Julian Bream - Guitar Recital
The last time I heard Julian Bream live was in Australia in the late ’80s. Following a break in the programme a member of the audience yelled out, in true ocker fashion, ‘Stairway to Heaven!’ Seemingly offended, Bream said ‘I beg your pardon?’ before breaking into a grin. It’s just this sense of mock-seriousness that makes the spectacularly witty performance (by Bream and his old sparring partner John Williams) of the Duo in A by Schubert (Bream’s transcription of the String Quartet, D173, for two guitars) such a delight and worth the price of this disc alone. As on their previous ‘Together’ albums for RCA, both guitarists manage to reconcile their very different styles to deliver the musical goods in abundance. Not that there aren’t many other reasons for this new collection of previously unavailable BBC recordings to be considered an essential purchase.
Like the 1956 studio recording of a youthful Bream working himself into a frenzy with Turina’s Sonata.

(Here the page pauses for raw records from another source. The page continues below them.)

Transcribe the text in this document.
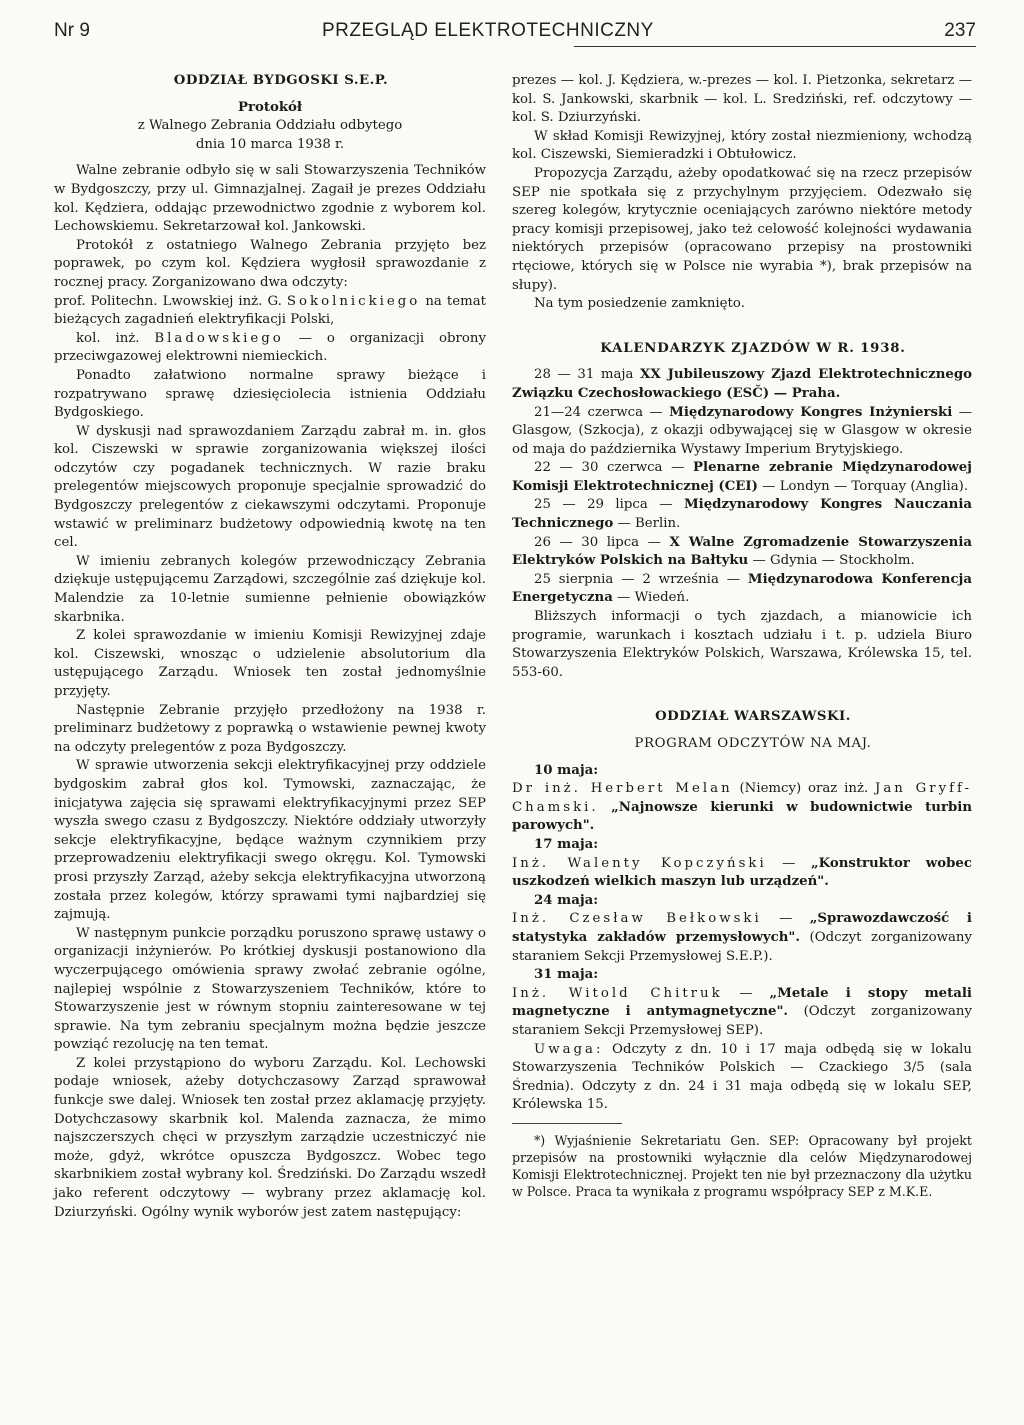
Nr 9	PRZEGLĄD ELEKTROTECHNICZNY	237

ODDZIAŁ BYDGOSKI S.E.P.

Protokół

z Walnego Zebrania Oddziału odbytego

dnia 10 marca 1938 r.

Walne zebranie odbyło się w sali Stowarzyszenia Techników w Bydgoszczy, przy ul. Gimnazjalnej. Zagaił je prezes Oddziału kol. Kędziera, oddając przewodnictwo zgodnie z wyborem kol. Lechowskiemu. Sekretarzował kol. Jankowski.

Protokół z ostatniego Walnego Zebrania przyjęto bez poprawek, po czym kol. Kędziera wygłosił sprawozdanie z rocznej pracy. Zorganizowano dwa odczyty:

prof. Politechn. Lwowskiej inż. G. Sokolnickiego na temat bieżących zagadnień elektryfikacji Polski,

kol. inż. Bladowskiego — o organizacji obrony przeciwgazowej elektrowni niemieckich.

Ponadto załatwiono normalne sprawy bieżące i rozpatrywano sprawę dziesięciolecia istnienia Oddziału Bydgoskiego.

W dyskusji nad sprawozdaniem Zarządu zabrał m. in. głos kol. Ciszewski w sprawie zorganizowania większej ilości odczytów czy pogadanek technicznych. W razie braku prelegentów miejscowych proponuje specjalnie sprowadzić do Bydgoszczy prelegentów z ciekawszymi odczytami. Proponuje wstawić w preliminarz budżetowy odpowiednią kwotę na ten cel.

W imieniu zebranych kolegów przewodniczący Zebrania dziękuje ustępującemu Zarządowi, szczególnie zaś dziękuje kol. Malendzie za 10-letnie sumienne pełnienie obowiązków skarbnika.

Z kolei sprawozdanie w imieniu Komisji Rewizyjnej zdaje kol. Ciszewski, wnosząc o udzielenie absolutorium dla ustępującego Zarządu. Wniosek ten został jednomyślnie przyjęty.

Następnie Zebranie przyjęło przedłożony na 1938 r. preliminarz budżetowy z poprawką o wstawienie pewnej kwoty na odczyty prelegentów z poza Bydgoszczy.

W sprawie utworzenia sekcji elektryfikacyjnej przy oddziele bydgoskim zabrał głos kol. Tymowski, zaznaczając, że inicjatywa zajęcia się sprawami elektryfikacyjnymi przez SEP wyszła swego czasu z Bydgoszczy. Niektóre oddziały utworzyły sekcje elektryfikacyjne, będące ważnym czynnikiem przy przeprowadzeniu elektryfikacji swego okręgu. Kol. Tymowski prosi przyszły Zarząd, ażeby sekcja elektryfikacyjna utworzoną została przez kolegów, którzy sprawami tymi najbardziej się zajmują.

W następnym punkcie porządku poruszono sprawę ustawy o organizacji inżynierów. Po krótkiej dyskusji postanowiono dla wyczerpującego omówienia sprawy zwołać zebranie ogólne, najlepiej wspólnie z Stowarzyszeniem Techników, które to Stowarzyszenie jest w równym stopniu zainteresowane w tej sprawie. Na tym zebraniu specjalnym można będzie jeszcze powziąć rezolucję na ten temat.

Z kolei przystąpiono do wyboru Zarządu. Kol. Lechowski podaje wniosek, ażeby dotychczasowy Zarząd sprawował funkcje swe dalej. Wniosek ten został przez aklamację przyjęty. Dotychczasowy skarbnik kol. Malenda zaznacza, że mimo najszczerszych chęci w przyszłym zarządzie uczestniczyć nie może, gdyż, wkrótce opuszcza Bydgoszcz. Wobec tego skarbnikiem został wybrany kol. Średziński. Do Zarządu wszedł jako referent odczytowy — wybrany przez aklamację kol. Dziurzyński. Ogólny wynik wyborów jest zatem następujący:

prezes — kol. J. Kędziera, w.-prezes — kol. I. Pietzonka, sekretarz — kol. S. Jankowski, skarbnik — kol. L. Sredziński, ref. odczytowy — kol. S. Dziurzyński.

W skład Komisji Rewizyjnej, który został niezmieniony, wchodzą kol. Ciszewski, Siemieradzki i Obtułowicz.

Propozycja Zarządu, ażeby opodatkować się na rzecz przepisów SEP nie spotkała się z przychylnym przyjęciem. Odezwało się szereg kolegów, krytycznie oceniających zarówno niektóre metody pracy komisji przepisowej, jako też celowość kolejności wydawania niektórych przepisów (opracowano przepisy na prostowniki rtęciowe, których się w Polsce nie wyrabia *), brak przepisów na słupy).

Na tym posiedzenie zamknięto.

KALENDARZYK ZJAZDÓW W R. 1938.

28 — 31 maja XX Jubileuszowy Zjazd Elektrotechnicznego Związku Czechosłowackiego (ESČ) — Praha.

21—24 czerwca — Międzynarodowy Kongres Inżynierski — Glasgow, (Szkocja), z okazji odbywającej się w Glasgow w okresie od maja do października Wystawy Imperium Brytyjskiego.

22 — 30 czerwca — Plenarne zebranie Międzynarodowej Komisji Elektrotechnicznej (CEI) — Londyn — Torquay (Anglia).

25 — 29 lipca — Międzynarodowy Kongres Nauczania Technicznego — Berlin.

26 — 30 lipca — X Walne Zgromadzenie Stowarzyszenia Elektryków Polskich na Bałtyku — Gdynia — Stockholm.

25 sierpnia — 2 września — Międzynarodowa Konferencja Energetyczna — Wiedeń.

Bliższych informacji o tych zjazdach, a mianowicie ich programie, warunkach i kosztach udziału i t. p. udziela Biuro Stowarzyszenia Elektryków Polskich, Warszawa, Królewska 15, tel. 553-60.

ODDZIAŁ WARSZAWSKI.

PROGRAM ODCZYTÓW NA MAJ.

10 maja:

Dr inż. Herbert Melan (Niemcy) oraz inż. Jan Gryff-Chamski. „Najnowsze kierunki w budownictwie turbin parowych".

17 maja:

Inż. Walenty Kopczyński — „Konstruktor wobec uszkodzeń wielkich maszyn lub urządzeń".

24 maja:

Inż. Czesław Bełkowski — „Sprawozdawczość i statystyka zakładów przemysłowych". (Odczyt zorganizowany staraniem Sekcji Przemysłowej S.E.P.).

31 maja:

Inż. Witold Chitruk — „Metale i stopy metali magnetyczne i antymagnetyczne". (Odczyt zorganizowany staraniem Sekcji Przemysłowej SEP).

Uwaga: Odczyty z dn. 10 i 17 maja odbędą się w lokalu Stowarzyszenia Techników Polskich — Czackiego 3/5 (sala Średnia). Odczyty z dn. 24 i 31 maja odbędą się w lokalu SEP, Królewska 15.

*) Wyjaśnienie Sekretariatu Gen. SEP: Opracowany był projekt przepisów na prostowniki wyłącznie dla celów Międzynarodowej Komisji Elektrotechnicznej. Projekt ten nie był przeznaczony dla użytku w Polsce. Praca ta wynikała z programu współpracy SEP z M.K.E.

Or the first broadcast performance of Tippett’s The Blue Guitar, a piece never commercially recorded by Bream and here receiving a reading notable for the range of hues employed – worthy of both Wallace Stevens and Picasso. Then there’s a 1975 performance of the Bach Chaconne, the architecture beautifully explicated, the delivery replete with rhetorical flourishes albeit lacking the rhythmic subtlety of Bream’s 1994 EMI recording. And the only recording on the disc before a live audience, Fernando Sor’s variations on Mozart’s ‘O cara armonia’, shows Bream at his spontaneous best, exhibiting the same wit and sparkle present in the Schubert. Add to all this a booklet containing a recent interview with Bream wherein he discusses each item in the programme and you have one of Testament’s finest releases to date.